Early Flying Machines

Henry Dale

 

What makes people want to fly? Nowadays we hardly think twice about stepping onto a plane and flying at high speed across: the world. But until the Wright Brothers' momentous exploit in 1903, no one had ever made a controlled powered flight, and the consequences for the history of the world in the 20th century were surely never imagined.

For the intrepid aeronautical pioneers whose stories are told here the prospect of being able to soar like a bird was challenge enough. They invented all manner of machines for the purpose. To our eyes these often look outlandish, impractical, or fanciful. A very few, such as the hot-air balloon and zeppelin, were successful, although with limited potential for development. Most were outright - if heroic - failures, and for some would-be flyers their failures led to death.

But those experimenters who sought to apply science to the problem - from Leonardo da Vinci to Cayley, Lilienthal and Langley - contributed to a body of knowledge upon which the Wrights were able to draw.

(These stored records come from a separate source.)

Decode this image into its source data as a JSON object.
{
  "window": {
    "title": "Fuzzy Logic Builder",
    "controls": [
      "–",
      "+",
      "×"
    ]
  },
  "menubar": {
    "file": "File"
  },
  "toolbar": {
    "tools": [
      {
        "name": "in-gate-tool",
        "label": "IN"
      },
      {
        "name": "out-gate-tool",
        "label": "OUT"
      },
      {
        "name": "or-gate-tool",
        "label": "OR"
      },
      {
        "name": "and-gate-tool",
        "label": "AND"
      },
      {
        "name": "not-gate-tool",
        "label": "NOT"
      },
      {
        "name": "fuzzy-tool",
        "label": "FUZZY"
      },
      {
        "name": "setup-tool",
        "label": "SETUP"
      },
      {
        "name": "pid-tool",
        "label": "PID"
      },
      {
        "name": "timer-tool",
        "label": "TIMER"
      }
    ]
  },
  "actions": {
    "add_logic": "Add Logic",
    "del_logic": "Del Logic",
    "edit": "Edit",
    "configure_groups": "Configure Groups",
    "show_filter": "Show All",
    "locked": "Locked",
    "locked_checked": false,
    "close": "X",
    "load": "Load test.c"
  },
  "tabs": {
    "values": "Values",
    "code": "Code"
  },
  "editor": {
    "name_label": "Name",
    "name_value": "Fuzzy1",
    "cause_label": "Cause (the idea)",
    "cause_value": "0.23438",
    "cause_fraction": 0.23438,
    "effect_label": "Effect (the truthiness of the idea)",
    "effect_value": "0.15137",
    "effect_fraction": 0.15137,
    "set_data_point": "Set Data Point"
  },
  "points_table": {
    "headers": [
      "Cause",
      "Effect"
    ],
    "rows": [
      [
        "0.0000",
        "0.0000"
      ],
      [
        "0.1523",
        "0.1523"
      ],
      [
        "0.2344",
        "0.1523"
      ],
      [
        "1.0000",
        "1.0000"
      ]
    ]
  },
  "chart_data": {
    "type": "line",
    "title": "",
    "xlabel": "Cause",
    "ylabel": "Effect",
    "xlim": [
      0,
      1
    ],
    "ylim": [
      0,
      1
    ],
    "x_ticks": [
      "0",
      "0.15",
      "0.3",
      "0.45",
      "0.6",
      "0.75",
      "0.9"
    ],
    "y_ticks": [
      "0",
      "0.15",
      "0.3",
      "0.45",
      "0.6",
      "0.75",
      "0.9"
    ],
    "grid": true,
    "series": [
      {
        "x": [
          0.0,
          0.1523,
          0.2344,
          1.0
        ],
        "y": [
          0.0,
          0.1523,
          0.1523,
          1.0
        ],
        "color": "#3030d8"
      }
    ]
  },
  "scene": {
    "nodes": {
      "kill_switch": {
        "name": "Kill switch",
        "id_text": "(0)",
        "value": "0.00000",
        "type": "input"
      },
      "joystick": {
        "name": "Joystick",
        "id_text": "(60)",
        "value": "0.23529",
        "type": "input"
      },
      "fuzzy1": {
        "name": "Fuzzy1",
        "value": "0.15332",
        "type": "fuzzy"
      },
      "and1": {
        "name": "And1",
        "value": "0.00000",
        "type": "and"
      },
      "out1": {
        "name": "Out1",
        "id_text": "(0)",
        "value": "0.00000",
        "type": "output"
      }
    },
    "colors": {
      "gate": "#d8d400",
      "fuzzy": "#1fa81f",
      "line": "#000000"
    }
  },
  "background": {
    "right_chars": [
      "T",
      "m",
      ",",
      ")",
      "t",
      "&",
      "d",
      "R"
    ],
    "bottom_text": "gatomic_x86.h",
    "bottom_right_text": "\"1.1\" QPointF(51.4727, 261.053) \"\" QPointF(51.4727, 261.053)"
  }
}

Their success, and all that followed, owed much to the resourceful inventors of the early flying machines.

Discoveries and Inventions is a series focussing on areas of everyday life that have been radically changed by technological innovation, drawing on source material from the British Library's wide-ranging collections.

Series editor Rodney Dale has spent a lifetime writing books at all levels on engineering and technology topics.

Author Henry Dale specialized in aircraft simulator maintenance and computers before turning to writing. His experience of parachuting and hang-gliding has brought him closer to the pioneers of flight.

In 2004, he rowed across the Atlantic Ocean from La Gomera to Barbados.